In this study, the common observation in the 3CS group with failure to load was the splitting of the proximal femur along the axis of the cannulated screws (Fig. 3). However, both the GNS and DHS primarily exhibited collapse and sinking of the femoral head at the end of the failure to load. These findings indicate that angular stable implants provide better mechanical stability compared to the 3CS implants, allowing for early weight-bearing exercises. Meanwhile, GNS can protect the lateral cortex of the proximal femur, and its effect is the same as DHSS. limitations were present in this study. The composite bone fracture model used differs significantly from the actual clinical situation compared to the cadaveric femoral neck fracture model. However, the composite bone model ensured greater consistency in the fracture model and experimental data. Synthetic femurs are more accessible and manageable than cadaver specimens. Moreover, vertical femoral neck fractures are more common in younger patients and differ from most cadaveric bones, which are inherently osteoporotic. The synthetic model provided denser cancellous bone, allowing for a better simulation of real-life scenarios. The insertion of an anti-rotation screw in the superior position of the Gamma 3 lag screw proved to be challenging. However, given the anatomical structure of the femoral neck, the anterosuperior position can accommodate the anti-rotation screw effectively. Notably, the study did not simulate the functions of the joint capsule, ligaments, and muscle soft tissues, despite their significant roles in hip stabilization and function. Furthermore, all specimens were implanted by a single surgeon following the instruction manual.
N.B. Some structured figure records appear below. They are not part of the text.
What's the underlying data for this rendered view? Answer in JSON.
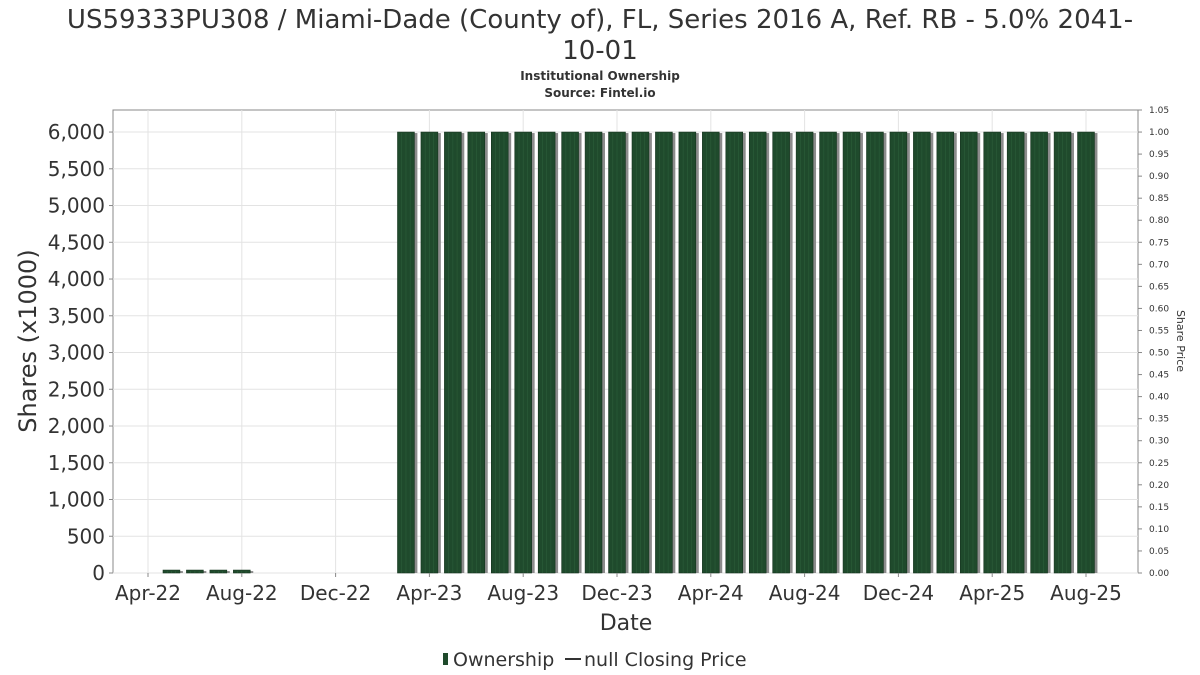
{
  "chart_data": {
    "type": "bar",
    "title": "US59333PU308 / Miami-Dade (County of), FL, Series 2016 A, Ref. RB - 5.0% 2041-10-01",
    "title_line1": "US59333PU308 / Miami-Dade (County of), FL, Series 2016 A, Ref. RB - 5.0% 2041-",
    "title_line2": "10-01",
    "subtitle": "Institutional Ownership",
    "source": "Source: Fintel.io",
    "xlabel": "Date",
    "ylabel": "Shares (x1000)",
    "y2label": "Share Price",
    "ylim": [
      0,
      6300
    ],
    "y2lim": [
      0,
      1.05
    ],
    "grid": true,
    "legend_position": "bottom-center",
    "x_tick_labels": [
      "Apr-22",
      "Aug-22",
      "Dec-22",
      "Apr-23",
      "Aug-23",
      "Dec-23",
      "Apr-24",
      "Aug-24",
      "Dec-24",
      "Apr-25",
      "Aug-25"
    ],
    "y_tick_labels": [
      "0",
      "500",
      "1,000",
      "1,500",
      "2,000",
      "2,500",
      "3,000",
      "3,500",
      "4,000",
      "4,500",
      "5,000",
      "5,500",
      "6,000"
    ],
    "y2_tick_labels": [
      "0.00",
      "0.05",
      "0.10",
      "0.15",
      "0.20",
      "0.25",
      "0.30",
      "0.35",
      "0.40",
      "0.45",
      "0.50",
      "0.55",
      "0.60",
      "0.65",
      "0.70",
      "0.75",
      "0.80",
      "0.85",
      "0.90",
      "0.95",
      "1.00",
      "1.05"
    ],
    "series": [
      {
        "name": "Ownership",
        "color": "#1f4a2c",
        "x": [
          "2022-05",
          "2022-06",
          "2022-07",
          "2022-08",
          "2023-03",
          "2023-04",
          "2023-05",
          "2023-06",
          "2023-07",
          "2023-08",
          "2023-09",
          "2023-10",
          "2023-11",
          "2023-12",
          "2024-01",
          "2024-02",
          "2024-03",
          "2024-04",
          "2024-05",
          "2024-06",
          "2024-07",
          "2024-08",
          "2024-09",
          "2024-10",
          "2024-11",
          "2024-12",
          "2025-01",
          "2025-02",
          "2025-03",
          "2025-04",
          "2025-05",
          "2025-06",
          "2025-07",
          "2025-08"
        ],
        "values": [
          40,
          40,
          40,
          40,
          6000,
          6000,
          6000,
          6000,
          6000,
          6000,
          6000,
          6000,
          6000,
          6000,
          6000,
          6000,
          6000,
          6000,
          6000,
          6000,
          6000,
          6000,
          6000,
          6000,
          6000,
          6000,
          6000,
          6000,
          6000,
          6000,
          6000,
          6000,
          6000,
          6000
        ]
      },
      {
        "name": "null Closing Price",
        "color": "#333333",
        "values": []
      }
    ]
  }
}
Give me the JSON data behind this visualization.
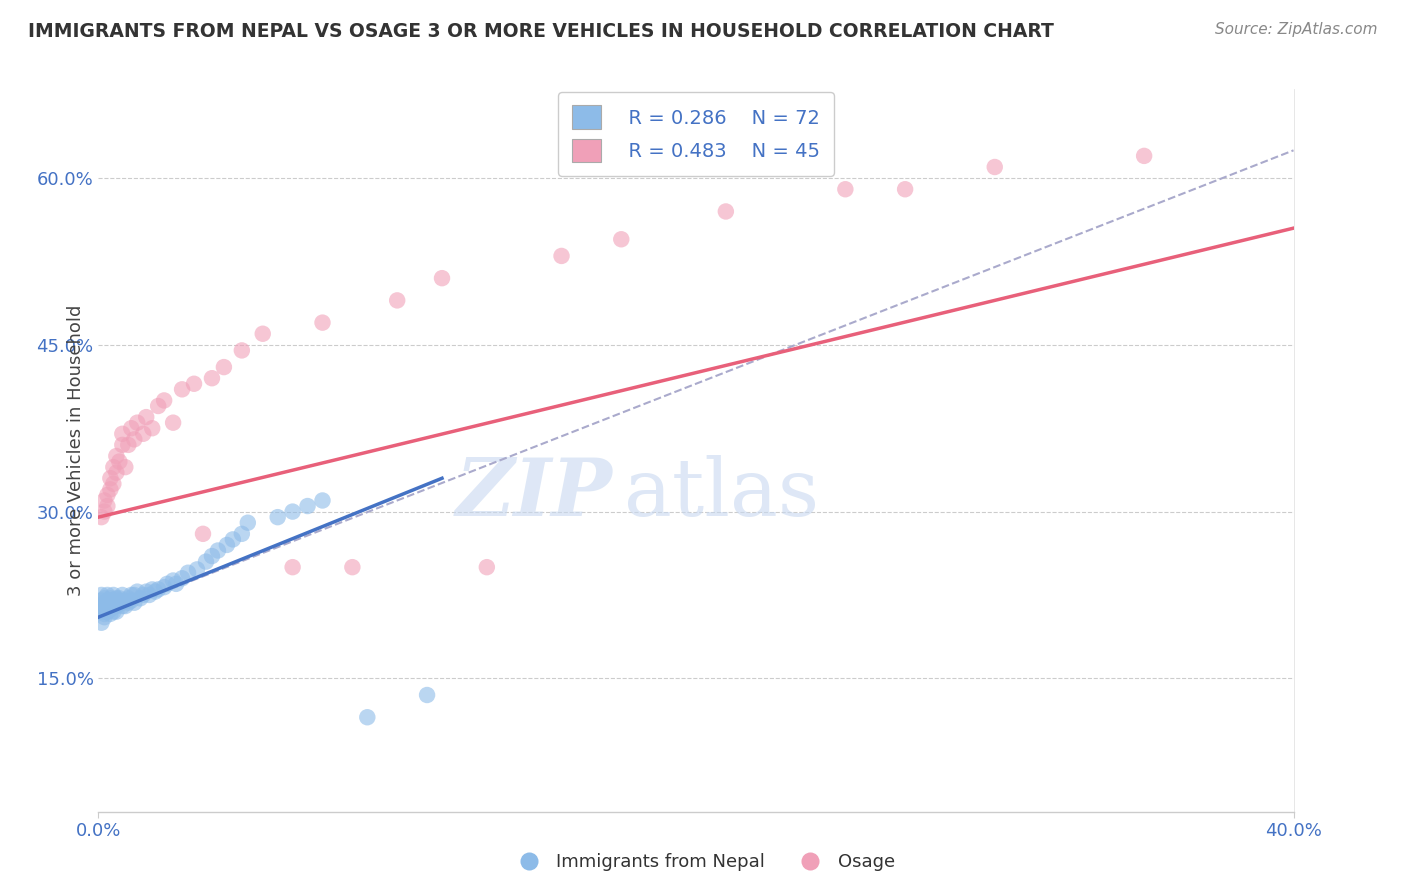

However, minor deviations in implant position and direction may have occurred within controllable conditions, especially during the insertion of the anti-rotation screw.

Conclusions

The GNS demonstrated significantly higher initial axial stiffness compared to the other two standard fixation methods in an unstable femoral neck fracture model. When considering the failure load and loss of fracture reduction in the 3CS group, both the GNS and DHSS exhibited similar or better biomechanical properties in fixing Pauwels type III femoral neck fractures. These findings suggest that the Gamma 3 system, with an anti-rotation screw, offers sufficient biomechanical stability for UFNFs, broadening its potential applications. The GNS may serve as a promising alternative to the hip-screw system for UFNFs with extensive posterior comminution. However, the applicability of these results to patients should be further investigated through clinical studies.